J’ai choisi de créer un dictionnaire pour stocker toutes mes valeurs sous le nom “apache”, pour accéder au nom du paquet on fera simplement apache.pkg. Si on met les deux astuces ensembles, la tâche d’installation de notre paquet se fera ainsi comme dans l’exemple n° 4.

Exemple n°4 - installation d’Apache supportant le multi distribution :

- name: installation d'Apache
  action: "{{ ansible_pkg_mgr }} pkg={{ apache.pkg }} state=present"

Le mot-clé action s’utilise lorsque l’on veut écrire dynamiquement le nom du module Ansible : action: <module> <paramètres...>. Comme vous le voyez, il est possible de gérer assez simplement l’installation de paquets sur plusieurs distributions. Il est possible d’étendre facilement ce principe à d’autre action, par exemple l’envoie de fichier de configuration spécifique à un OS. Nous verrons dans la suite de l’article une autre méthode pour faire du multi-OS avec la création dynamique de groupes.

Gérer plusieurs environnements

Segmenter ces fichiers d’hôtes

Dans cette partie, je vais vous présenter un moyen de gérer plusieurs environnements. Nous allons voir comment créer un même playbook pour gérer un environnement de test et l’environnement de production. La première chose à faire est de séparer les hôtes de test et les hôtes en production en créant deux fichiers de définition d’hôtes séparés : production et testing. Lors de l’exécution de votre playbook vous devrez préciser quelle infrastructure vous ciblez.
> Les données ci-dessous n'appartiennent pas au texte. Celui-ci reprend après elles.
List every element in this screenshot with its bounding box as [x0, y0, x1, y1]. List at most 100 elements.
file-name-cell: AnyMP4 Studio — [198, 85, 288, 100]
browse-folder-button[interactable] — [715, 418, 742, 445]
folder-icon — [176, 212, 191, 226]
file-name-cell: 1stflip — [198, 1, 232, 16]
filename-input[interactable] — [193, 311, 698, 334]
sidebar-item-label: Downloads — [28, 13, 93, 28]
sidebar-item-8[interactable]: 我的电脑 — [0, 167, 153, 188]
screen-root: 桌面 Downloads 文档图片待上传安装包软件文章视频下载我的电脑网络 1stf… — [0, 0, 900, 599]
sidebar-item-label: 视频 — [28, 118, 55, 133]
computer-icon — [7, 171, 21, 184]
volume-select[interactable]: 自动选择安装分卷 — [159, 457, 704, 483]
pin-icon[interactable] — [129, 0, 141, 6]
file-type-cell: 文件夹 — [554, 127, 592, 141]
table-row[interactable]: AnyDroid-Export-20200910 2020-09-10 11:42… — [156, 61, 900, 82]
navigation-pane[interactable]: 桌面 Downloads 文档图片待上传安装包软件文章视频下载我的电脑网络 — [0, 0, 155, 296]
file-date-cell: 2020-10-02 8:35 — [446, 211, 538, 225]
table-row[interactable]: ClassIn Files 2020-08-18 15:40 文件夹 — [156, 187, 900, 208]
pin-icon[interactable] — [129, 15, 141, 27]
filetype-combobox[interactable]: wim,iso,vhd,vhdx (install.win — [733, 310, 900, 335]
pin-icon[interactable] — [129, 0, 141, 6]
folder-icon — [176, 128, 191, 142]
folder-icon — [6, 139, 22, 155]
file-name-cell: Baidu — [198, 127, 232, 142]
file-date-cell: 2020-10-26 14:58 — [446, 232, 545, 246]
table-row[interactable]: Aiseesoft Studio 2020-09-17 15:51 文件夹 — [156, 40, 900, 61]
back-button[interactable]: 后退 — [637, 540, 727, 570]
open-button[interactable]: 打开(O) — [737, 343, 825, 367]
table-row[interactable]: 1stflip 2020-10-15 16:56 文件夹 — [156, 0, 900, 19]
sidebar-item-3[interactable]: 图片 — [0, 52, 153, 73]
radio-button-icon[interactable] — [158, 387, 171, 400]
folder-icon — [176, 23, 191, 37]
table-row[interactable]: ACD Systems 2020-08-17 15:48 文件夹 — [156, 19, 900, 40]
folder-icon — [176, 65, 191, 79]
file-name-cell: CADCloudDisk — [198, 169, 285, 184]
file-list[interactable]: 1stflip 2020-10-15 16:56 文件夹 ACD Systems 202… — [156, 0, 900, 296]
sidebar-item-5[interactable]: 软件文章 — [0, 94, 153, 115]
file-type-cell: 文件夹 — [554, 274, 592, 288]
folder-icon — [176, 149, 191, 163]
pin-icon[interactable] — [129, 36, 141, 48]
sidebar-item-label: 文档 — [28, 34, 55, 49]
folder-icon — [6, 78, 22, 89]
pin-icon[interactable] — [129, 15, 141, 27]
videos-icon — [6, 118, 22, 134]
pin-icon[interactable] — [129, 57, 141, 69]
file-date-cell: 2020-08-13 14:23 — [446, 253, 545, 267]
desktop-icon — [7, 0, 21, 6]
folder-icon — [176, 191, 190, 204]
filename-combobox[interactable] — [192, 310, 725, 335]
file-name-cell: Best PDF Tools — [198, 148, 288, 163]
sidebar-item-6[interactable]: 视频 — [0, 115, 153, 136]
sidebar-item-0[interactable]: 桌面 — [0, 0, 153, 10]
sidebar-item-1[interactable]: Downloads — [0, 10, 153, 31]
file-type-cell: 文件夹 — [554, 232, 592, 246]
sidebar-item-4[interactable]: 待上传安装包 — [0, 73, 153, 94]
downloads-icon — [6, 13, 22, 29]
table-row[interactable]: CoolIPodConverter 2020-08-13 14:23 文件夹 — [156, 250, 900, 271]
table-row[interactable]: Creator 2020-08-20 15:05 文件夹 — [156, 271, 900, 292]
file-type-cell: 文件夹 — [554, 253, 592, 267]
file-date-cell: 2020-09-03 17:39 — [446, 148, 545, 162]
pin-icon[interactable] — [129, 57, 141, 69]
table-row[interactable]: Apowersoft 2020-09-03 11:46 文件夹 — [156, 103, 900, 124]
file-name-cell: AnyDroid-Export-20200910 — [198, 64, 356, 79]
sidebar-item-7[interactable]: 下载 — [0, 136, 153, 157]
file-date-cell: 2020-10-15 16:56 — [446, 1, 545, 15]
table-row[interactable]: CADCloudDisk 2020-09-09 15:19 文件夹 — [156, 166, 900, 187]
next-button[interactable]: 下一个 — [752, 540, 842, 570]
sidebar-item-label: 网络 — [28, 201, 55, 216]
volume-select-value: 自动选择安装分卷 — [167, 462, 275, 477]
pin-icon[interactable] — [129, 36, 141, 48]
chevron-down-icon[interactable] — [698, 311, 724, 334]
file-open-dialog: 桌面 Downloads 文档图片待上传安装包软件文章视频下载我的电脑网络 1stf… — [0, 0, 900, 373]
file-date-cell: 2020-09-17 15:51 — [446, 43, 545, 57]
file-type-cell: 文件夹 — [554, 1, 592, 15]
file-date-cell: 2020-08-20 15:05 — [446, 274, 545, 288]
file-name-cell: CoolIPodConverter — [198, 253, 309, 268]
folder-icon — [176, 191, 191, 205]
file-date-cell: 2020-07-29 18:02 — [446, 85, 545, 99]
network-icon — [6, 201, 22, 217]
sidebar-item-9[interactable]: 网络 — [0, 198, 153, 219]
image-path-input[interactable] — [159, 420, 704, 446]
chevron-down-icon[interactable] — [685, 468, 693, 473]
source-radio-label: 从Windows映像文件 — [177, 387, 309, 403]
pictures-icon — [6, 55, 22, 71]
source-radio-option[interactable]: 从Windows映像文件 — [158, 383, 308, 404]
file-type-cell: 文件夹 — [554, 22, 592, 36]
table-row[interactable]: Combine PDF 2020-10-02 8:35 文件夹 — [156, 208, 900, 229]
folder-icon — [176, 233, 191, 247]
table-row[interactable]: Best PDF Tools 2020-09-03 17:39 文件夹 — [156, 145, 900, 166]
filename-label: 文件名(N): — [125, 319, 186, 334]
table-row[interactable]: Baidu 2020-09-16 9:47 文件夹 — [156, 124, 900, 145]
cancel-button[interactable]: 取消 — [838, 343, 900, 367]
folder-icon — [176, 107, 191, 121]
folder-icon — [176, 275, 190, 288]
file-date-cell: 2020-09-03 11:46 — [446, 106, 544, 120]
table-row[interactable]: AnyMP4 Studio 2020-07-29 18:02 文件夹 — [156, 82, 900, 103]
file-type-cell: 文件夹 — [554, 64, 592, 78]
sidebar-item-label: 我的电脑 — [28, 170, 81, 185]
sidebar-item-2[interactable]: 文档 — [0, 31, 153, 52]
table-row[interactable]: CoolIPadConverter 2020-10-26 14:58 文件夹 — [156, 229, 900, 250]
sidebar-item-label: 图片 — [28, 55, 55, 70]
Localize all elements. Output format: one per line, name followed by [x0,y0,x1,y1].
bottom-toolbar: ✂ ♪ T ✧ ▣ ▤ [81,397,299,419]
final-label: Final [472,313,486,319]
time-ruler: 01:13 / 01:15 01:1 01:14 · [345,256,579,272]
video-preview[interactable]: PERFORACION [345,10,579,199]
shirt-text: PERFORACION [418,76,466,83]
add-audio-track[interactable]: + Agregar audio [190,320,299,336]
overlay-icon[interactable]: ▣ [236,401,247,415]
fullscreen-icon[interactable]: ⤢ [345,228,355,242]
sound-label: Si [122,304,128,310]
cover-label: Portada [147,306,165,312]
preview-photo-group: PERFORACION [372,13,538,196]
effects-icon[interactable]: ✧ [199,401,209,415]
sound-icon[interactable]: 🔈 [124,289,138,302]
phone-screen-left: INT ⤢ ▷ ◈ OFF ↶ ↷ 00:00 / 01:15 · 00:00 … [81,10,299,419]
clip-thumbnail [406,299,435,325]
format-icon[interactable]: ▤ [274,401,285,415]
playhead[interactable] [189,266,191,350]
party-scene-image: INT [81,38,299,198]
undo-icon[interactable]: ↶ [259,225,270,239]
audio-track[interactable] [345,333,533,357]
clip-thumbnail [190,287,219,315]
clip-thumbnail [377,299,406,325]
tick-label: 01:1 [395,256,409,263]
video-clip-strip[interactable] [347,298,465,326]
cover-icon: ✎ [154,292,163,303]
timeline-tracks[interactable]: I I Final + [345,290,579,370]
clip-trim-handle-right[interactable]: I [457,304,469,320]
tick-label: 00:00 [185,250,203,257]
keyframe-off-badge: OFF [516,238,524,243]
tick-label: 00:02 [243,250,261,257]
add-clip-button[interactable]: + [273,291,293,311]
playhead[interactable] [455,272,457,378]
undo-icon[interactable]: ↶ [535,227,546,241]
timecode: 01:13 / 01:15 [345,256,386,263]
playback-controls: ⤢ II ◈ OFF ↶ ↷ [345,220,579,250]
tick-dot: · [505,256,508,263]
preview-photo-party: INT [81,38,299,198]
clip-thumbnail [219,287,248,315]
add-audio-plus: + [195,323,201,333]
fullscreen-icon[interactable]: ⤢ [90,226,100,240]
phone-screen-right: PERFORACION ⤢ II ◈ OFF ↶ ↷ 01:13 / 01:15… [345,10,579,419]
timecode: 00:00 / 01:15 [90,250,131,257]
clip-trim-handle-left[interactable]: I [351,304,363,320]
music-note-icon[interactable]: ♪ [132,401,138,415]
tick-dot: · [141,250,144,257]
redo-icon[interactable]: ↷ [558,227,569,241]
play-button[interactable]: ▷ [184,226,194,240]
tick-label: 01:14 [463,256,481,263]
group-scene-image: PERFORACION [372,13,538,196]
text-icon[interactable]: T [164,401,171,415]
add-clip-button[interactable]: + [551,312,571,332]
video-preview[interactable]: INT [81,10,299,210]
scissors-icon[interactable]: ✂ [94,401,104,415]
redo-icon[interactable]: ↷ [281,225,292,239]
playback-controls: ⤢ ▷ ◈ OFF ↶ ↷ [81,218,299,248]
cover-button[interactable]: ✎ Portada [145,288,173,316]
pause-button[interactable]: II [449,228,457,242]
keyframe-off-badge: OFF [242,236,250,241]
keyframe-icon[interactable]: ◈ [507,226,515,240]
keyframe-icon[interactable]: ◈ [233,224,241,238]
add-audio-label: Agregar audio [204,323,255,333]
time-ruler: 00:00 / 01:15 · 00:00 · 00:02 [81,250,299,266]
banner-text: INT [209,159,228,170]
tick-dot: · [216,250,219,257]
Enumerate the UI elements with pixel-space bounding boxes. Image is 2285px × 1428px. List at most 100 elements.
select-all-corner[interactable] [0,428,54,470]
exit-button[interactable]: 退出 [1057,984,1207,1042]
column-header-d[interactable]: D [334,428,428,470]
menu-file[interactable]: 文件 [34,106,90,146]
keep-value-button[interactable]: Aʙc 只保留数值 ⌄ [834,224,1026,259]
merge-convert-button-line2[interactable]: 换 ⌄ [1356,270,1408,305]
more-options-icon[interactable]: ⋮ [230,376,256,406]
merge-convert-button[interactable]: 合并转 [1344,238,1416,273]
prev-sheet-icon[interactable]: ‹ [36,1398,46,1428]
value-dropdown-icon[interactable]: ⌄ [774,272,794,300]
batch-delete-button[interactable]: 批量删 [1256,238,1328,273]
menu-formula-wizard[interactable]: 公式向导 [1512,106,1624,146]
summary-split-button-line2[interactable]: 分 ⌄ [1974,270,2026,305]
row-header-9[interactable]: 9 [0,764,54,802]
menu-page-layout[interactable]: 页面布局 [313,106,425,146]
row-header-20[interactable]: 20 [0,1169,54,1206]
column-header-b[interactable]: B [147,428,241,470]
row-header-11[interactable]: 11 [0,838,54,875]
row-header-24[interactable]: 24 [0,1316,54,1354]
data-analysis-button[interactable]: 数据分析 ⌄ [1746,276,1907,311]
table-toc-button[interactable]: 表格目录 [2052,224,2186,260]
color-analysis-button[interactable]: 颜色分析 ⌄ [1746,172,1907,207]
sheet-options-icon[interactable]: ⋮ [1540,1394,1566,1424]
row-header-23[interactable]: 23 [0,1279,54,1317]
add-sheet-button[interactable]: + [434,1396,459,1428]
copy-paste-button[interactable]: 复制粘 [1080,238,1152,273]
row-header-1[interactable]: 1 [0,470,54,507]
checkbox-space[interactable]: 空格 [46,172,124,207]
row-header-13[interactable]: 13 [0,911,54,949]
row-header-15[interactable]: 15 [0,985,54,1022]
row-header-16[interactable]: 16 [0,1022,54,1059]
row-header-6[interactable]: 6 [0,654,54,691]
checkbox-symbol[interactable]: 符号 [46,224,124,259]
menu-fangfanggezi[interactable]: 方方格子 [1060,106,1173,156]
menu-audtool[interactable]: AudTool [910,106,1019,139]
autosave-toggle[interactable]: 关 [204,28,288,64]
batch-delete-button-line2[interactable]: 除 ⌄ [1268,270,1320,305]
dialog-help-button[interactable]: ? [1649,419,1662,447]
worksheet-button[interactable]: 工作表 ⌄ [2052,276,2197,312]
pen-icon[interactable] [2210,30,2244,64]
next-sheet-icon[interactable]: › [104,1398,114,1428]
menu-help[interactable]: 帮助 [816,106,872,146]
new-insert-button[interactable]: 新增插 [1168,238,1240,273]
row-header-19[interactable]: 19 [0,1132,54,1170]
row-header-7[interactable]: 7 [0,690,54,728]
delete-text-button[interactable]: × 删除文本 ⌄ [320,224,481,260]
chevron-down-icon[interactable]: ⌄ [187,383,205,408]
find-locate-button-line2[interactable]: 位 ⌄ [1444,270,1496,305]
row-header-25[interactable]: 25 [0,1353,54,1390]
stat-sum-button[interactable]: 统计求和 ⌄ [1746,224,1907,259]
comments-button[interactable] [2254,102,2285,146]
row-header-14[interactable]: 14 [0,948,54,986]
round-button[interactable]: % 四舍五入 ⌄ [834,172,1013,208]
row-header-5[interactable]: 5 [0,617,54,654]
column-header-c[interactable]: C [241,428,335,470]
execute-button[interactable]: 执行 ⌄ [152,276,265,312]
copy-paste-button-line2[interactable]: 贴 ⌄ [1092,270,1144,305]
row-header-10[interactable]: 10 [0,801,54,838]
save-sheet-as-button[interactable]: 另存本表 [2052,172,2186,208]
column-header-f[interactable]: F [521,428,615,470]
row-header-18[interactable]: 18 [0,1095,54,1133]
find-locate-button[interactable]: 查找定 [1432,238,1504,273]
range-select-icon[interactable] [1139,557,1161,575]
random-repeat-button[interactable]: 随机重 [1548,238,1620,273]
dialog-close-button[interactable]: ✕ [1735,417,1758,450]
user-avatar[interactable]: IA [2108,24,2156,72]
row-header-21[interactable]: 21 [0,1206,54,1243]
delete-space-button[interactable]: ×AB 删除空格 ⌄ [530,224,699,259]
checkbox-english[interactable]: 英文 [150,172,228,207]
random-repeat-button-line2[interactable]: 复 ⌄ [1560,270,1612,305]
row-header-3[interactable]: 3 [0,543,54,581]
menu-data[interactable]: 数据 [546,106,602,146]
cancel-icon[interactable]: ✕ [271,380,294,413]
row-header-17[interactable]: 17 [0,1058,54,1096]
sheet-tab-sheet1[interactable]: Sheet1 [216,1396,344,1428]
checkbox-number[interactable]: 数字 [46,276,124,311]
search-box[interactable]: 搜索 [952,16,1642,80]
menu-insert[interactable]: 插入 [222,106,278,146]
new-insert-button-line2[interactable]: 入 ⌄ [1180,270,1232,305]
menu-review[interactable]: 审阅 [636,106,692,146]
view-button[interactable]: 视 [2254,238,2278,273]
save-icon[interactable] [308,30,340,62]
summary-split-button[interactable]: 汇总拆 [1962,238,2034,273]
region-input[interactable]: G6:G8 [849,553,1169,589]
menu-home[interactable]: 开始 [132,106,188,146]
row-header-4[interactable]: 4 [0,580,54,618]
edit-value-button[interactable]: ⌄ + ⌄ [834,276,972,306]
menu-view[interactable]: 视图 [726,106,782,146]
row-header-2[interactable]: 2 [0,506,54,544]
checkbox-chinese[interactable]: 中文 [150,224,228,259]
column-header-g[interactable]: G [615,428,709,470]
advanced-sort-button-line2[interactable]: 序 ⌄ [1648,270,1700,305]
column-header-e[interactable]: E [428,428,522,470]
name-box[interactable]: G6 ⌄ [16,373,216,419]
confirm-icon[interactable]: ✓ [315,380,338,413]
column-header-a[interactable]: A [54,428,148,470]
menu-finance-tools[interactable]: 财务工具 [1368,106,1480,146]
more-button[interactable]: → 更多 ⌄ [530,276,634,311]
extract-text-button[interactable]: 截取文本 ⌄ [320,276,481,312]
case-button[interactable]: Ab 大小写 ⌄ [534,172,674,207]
Exemple n°5 - exécution du playbook sur l’infrastructure de test :

$ ansible-playbook -i testing site.yml

Création de groupes

Cela n’est peut-être pas suffisant en fonction des cas, vous pouvez avoir besoin de personnaliser les rôles à exécuter. Pour ce faire, on va créer un groupe d’hôtes pour chaque environnement.

Exemple n°6 - fichier d’hôte de l’infrastructure de test :

[servers]
test.www.example

[admin]
mon-serveur-admin.example

[testing:children]
servers
admin

Vous pouvez voir ici deux groupes contenants des machines : “servers” et “admin”. Un troisième groupe nommé “testing” inclus les deux autres groupes à l’aide de la section [testing:children]. Il est aussi possible d’ajouter des machines dans le groupes [testing] directement. Les groupes permettront de modifier les variables ou à exécuter des rôles ou des tâches sur certains hôtes.

Utilisation des groupes

Nous allons voir un nouveau type de fichier de variables, les group_vars et les host_vars qui sont respectivement définis pour un groupe et pour un hôte. Comme tout à l’heure, les variables ont des priorités suivant l’endroit où elles sont définies. La règle est simple, si la variable est définit dans plusieurs fichiers (de groupe ou d’hôte), la valeur placée dans le fichier qui définit le plus précisément l’hôte sera utilisée. Le fichier de variable de l’hôte aura la priorité sur le reste.

Par exemple, si je définis la variable version = 5 dans le groupe “servers” et version = 6 dans le groupe “testing”, la variable version sera définie à 5 car les valeurs des groupes enfants ont la priorité sur la valeur des groupes parents.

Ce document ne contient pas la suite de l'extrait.